Clinical history: 46 year old female presented with ovarian cyst and pelvic pain radiating to the back.
What is the diagnosis?
Grossly, small, raised, red to brown to blue spots on ovarian surface with fibrinous adhesions. Chocolate cysts due to repeated hemorrhage may also be present. To diagnosis endometriosis, 2 out of 3 features are required: endometrial glands, endometrial stroma or hemosiderin-laden macrophages. In our case, all the features are present. Stromal cells have naked nuclei and are surrounded by reticulin and spiral arterioles. Smooth muscle stroma is also common. In some cases, the specimen may be composed of necrotic, pseudoxanthomatous nodules. Rarely, the presentation is that of polyp, a condition called polypoid endometriosis, which is usually associated with non-polypoid endometriosis.

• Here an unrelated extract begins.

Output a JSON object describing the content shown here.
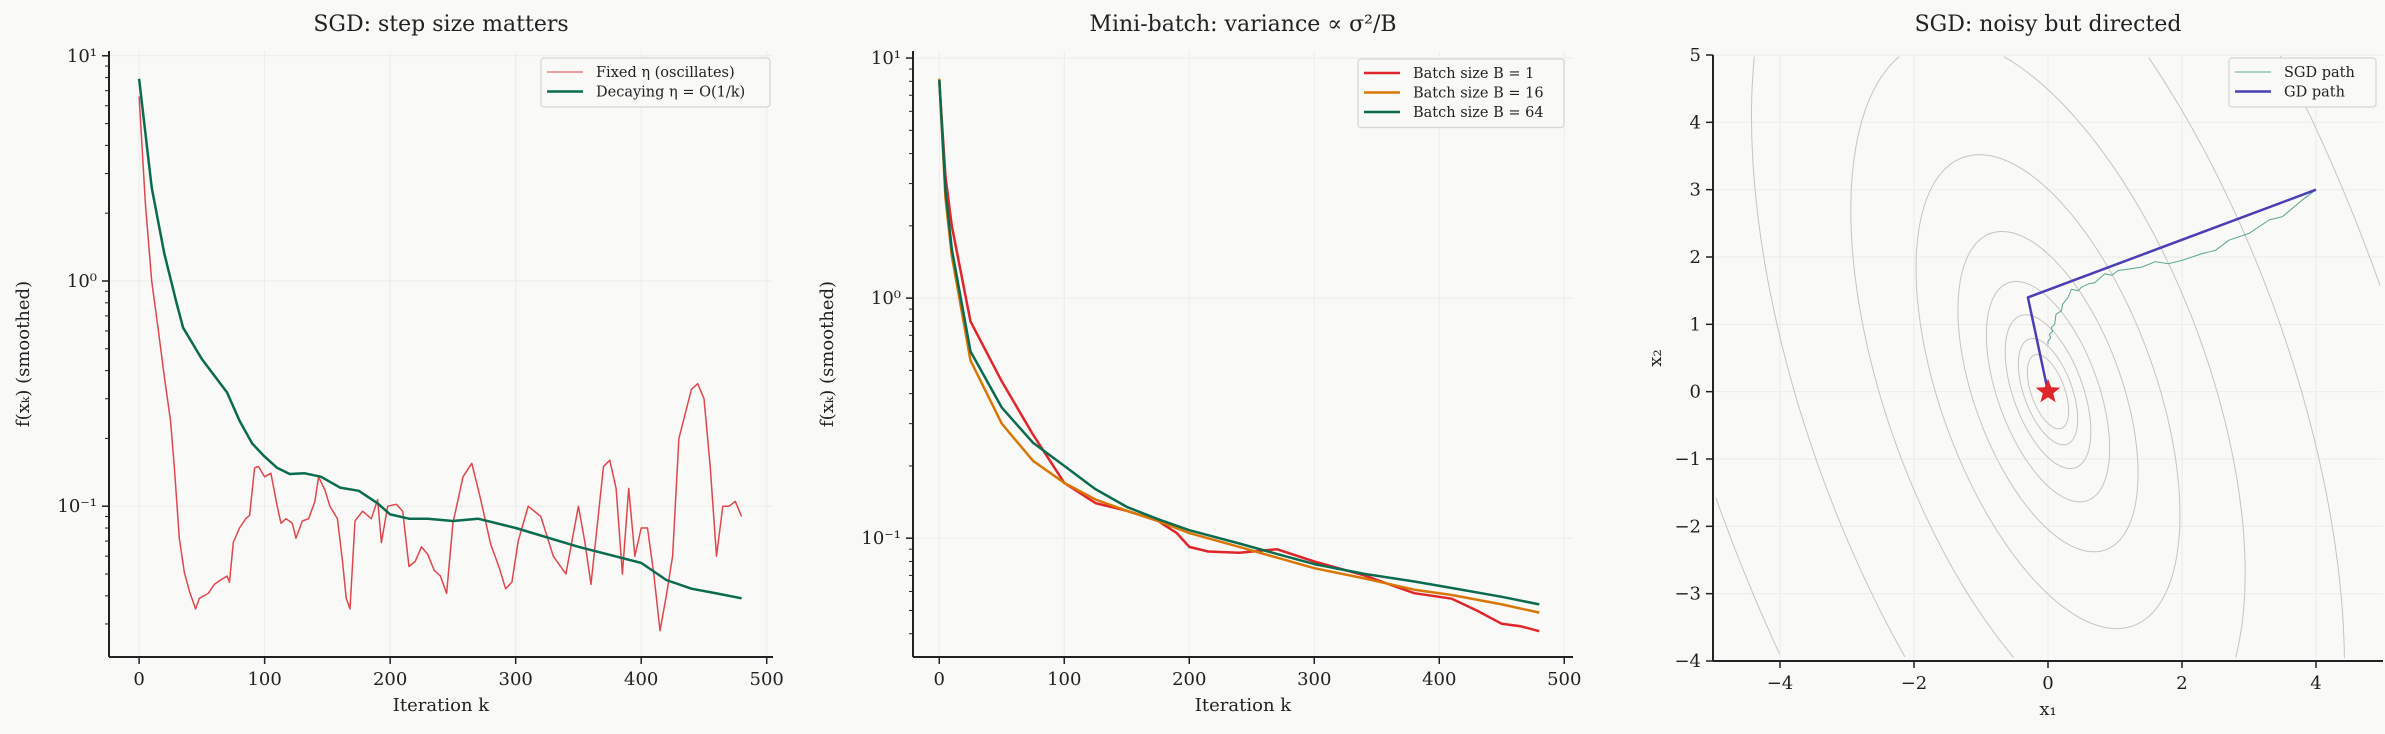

Endometriosis occurs in 10% of women in western countries. The risk factors are younger age group, high socioeconomic status, no oral contraception, nulliparity, short menstrual cycles, abundant menses and positive family history. It accounts for 25% of laparotomies and laparoscopies by gynecologists, second in frequency only to leiomyomas. Ovary is the most common site of involvement. Two main hypotheses based on retrograde menstruation: implantation of endometrial cells on peritoneum (favoured "metastatic theory") or peritoneal stimulation by substances released by shed endometrium (alternative "metaplastic theory").
The classic clinical triads are dysmenorrhea, dyspareunia and infertility. Abdominal or pelvic pain frequently extends to the back. Elevated CA-125 may be seen. Endometriosis may be associated with significant morbidity. Although endometriosis is the best documented precursor of 20% of ovarian carcinomas, the risk of malignant transformation is negligible. Carcinomas associated with endometriosis are most often endometrioid (70%) and clear cell (14%), particularly if endometriosis is associated with atypical hyperplasia.